Coincidences happen. Patterns appear. Ideas come into your head and you think, "Wow, isn't that interesting."
I've been dealing with coincidences for twenty some years. And for the most part, I'm usually happy just to enjoy the coincidences for what they are: an interesting series of events. (Some would say a random series of events.) But with four unique coincidences in about a week's time, I just had to share.
It all started with an email I got from my brother Chris.
Chris saw the picture of the horse that I had recently posted on my blog. Chris realized the coincidence: earlier in the day, he had seen a similar horse on an online video. There's not many places in the world where they wire plastic toy horses to the street. The video that Chris watched documented the same artist (Scott Wayne Indiana) who was surely responsible for the horse that I had photographed.
Because of this coincidence, I actually learned something about the world around me. I always just assumed that the horse I photographed was a random, one off, kind of thing. But my assumption was wrong. That horse was just a small part of something much bigger, the Horse Project.
Ok, next coincidence.
I'll keep this one short. No need for you to wade through excess minutia. This coincidence involves Marley, our 4-year old Siberian husky. Marley went to the dog park and caught (found) a 20 dollar bill with his mouth. Later, that same day, Marley caught a bumble bee, right out of the air, with his mouth. Sadly the bee died. It's a wild world out there folks, what can I say.
Coincidence number three.
I bought a new camera. A Canon digital. I came home from the store and starting making exposure after exposure. Later that night, I pulled Ansel Adams' book An Autobiography off the shelf and start reading while I was lying in my bed. I noticed that Ansel died on April 22, 1984. I checked my watch. My watch said April 22. It was a beautiful coincidence--probably my favorite of the four--and the spirit of Ansel kept me up most of the night.
Last Coincidence. This one's a double-decker.
Yesterday was a writing day for me. I spent the day at home in my office. I immersed myself in the Yosemite chapters of my book. I worked long and hard and took breaks as I needed them. I took a break around 10:00am to walk Marley (believe me, I was waiting for him to catch another strange item with his mouth). I came back from the walk and continued writing. During my next break I sat down on my bed and played my guitar, recording a melody that I had recently created. The guitar (and the recording process) distracted me for about 30 minutes. I felt the day sliding through my fingers and I forced myself to get back to work. I moved back to my writing chair and wrote some more. I looked out the window and saw the sunlight. I was happy to be writing on a sunny day because Yosemite is brilliant and sun filled kingdom--one of my favorite places in the world. I wrote and read and rewrote. The day progressed. During my next break I wrote a few emails and then ventured over to the Apple Trailers website. While sipping a hot cup of coffee, I watched the trailer for Glass, A Portrait Of Philip in 12 Parts. It looked like a good film. I watched the trailer again. There's a fine line between inspiration and procrastination. For the remainder of my writing day, I left the window with Glass Trailer open, so I could watch it whenever I wanted. Philip Glass was a composer that I was barely familiar with. I did some research and found out that Philip and I share the same day of birth: January 31. Interesting, right? Don't worry, there's more.

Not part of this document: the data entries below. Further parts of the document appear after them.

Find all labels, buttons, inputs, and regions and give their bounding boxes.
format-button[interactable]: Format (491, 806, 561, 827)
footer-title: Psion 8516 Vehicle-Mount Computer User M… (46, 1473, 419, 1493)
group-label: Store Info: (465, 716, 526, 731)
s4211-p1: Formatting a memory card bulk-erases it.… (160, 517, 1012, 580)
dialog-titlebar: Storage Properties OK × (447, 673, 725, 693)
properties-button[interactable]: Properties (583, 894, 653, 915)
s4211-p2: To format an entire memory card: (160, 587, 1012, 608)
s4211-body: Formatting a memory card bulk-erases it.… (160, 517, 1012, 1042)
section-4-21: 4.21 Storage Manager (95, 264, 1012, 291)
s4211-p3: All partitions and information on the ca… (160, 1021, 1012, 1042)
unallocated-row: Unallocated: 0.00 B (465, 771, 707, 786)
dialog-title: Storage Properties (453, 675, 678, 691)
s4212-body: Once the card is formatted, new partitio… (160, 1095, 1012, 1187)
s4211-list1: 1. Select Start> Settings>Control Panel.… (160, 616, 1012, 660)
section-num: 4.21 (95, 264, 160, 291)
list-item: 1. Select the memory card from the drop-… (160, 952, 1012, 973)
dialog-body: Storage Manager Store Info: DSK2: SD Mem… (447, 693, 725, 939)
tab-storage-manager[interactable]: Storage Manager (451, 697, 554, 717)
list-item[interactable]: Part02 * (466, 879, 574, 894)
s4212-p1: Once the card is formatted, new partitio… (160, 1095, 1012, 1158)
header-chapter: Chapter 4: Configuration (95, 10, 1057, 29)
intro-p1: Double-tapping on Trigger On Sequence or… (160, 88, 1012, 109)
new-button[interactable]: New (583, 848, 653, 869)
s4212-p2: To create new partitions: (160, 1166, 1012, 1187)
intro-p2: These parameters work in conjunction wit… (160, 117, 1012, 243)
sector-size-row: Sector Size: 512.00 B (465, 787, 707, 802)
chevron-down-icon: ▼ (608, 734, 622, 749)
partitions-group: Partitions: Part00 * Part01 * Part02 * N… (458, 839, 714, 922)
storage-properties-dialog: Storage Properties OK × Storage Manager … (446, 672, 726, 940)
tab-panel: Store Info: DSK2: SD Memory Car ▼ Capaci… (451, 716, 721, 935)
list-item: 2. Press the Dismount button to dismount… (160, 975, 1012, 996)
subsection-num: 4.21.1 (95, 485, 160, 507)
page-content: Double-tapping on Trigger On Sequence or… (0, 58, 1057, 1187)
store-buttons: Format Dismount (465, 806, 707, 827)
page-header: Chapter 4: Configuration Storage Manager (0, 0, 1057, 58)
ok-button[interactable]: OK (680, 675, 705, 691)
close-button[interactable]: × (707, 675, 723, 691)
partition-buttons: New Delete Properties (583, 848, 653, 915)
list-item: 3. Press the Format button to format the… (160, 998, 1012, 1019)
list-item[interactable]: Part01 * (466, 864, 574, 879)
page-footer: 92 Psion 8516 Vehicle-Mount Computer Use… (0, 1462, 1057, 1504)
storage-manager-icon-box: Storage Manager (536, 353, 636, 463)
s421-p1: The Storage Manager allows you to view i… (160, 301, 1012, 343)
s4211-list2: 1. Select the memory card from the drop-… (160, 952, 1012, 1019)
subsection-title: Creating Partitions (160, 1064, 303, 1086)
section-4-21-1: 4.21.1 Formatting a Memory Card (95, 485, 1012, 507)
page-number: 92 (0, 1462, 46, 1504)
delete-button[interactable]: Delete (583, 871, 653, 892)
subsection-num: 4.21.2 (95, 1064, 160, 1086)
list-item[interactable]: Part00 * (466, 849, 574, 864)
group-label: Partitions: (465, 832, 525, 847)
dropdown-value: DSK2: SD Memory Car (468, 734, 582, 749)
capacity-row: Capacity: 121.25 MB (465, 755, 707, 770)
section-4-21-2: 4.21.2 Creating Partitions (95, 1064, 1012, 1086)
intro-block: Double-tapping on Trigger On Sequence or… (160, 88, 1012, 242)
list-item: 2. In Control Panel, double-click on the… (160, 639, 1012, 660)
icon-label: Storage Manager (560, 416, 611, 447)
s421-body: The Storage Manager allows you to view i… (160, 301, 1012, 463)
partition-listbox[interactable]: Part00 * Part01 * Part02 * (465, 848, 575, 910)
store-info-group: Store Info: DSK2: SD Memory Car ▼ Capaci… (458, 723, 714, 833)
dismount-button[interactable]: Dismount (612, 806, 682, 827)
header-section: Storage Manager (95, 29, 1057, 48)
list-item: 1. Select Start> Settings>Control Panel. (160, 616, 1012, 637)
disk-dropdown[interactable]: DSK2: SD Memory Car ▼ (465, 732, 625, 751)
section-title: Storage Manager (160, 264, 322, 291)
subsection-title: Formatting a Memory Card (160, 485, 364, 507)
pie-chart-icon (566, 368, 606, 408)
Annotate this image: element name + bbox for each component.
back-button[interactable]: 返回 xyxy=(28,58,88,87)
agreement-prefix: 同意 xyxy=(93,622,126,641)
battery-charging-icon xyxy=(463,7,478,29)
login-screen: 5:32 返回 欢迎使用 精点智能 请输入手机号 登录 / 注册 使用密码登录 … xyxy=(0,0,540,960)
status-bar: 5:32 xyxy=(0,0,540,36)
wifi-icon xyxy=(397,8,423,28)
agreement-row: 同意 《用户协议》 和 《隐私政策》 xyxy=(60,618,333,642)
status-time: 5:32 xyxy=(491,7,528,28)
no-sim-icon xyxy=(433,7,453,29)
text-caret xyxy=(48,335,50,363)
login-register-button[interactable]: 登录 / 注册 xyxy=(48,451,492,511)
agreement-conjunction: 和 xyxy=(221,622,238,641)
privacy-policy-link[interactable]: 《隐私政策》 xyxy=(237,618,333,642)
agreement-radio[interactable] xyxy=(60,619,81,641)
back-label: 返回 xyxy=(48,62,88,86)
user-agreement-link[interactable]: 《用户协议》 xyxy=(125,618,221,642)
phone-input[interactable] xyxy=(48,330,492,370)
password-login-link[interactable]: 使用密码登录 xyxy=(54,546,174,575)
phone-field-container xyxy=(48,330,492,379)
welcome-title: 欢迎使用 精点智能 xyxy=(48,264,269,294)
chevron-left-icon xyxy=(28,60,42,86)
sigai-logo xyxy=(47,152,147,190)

So later that night, after finishing with the day's writing, I'm lying in bed with my laptop on my chest. As usual, Martin Guitar Masterpieces is between me and my laptop. (The book is just the right size to make a perfect laptop platform/heat shield.) I'm on Youtube, researching some different musicians. I find a Paul Simon video that looks interesting. It's all about the making of Graceland. So I'm watching the video, enjoying the music and the insight, thinking I should listen to more Paul Simon, and then, out of nowhere, the video cuts to Philip Glass, who's adding his own thoughts about Graceland. "No. Way," I think to myself. I bring up the trailer for the Glass movie and watch it again so I can visually confirm the sighting. Yep, it's Philip alright. I smile and sigh and realize how it's the fourth coincidence in the last week or so, not that that's good or bad or anything else. It just is. I'm not looking for meaning. Yet. Or maybe I am. It's hard to say. The thought did cross my mind that maybe I should go to Graceland. I've never been there.
"For reasons I cannot explain there's some part of me that wants to see Graceland."
But no. I ground myself with logic. Cold, clear logic. Coincidences don't tell me what to do. I tell myself what what to do. But what if I tell myself to follow an impulse that came from a coincidence? Surely there are other worlds out there that are driven by forces other than logic? Like the world of love.
I close the Youtube window and watch the trailer for the Glass documentary again. I love that trailer. I wonder when I'll be able to watch the whole film. I wonder what other coincidences I will find as time goes by. I wonder how many coincidences I've missed.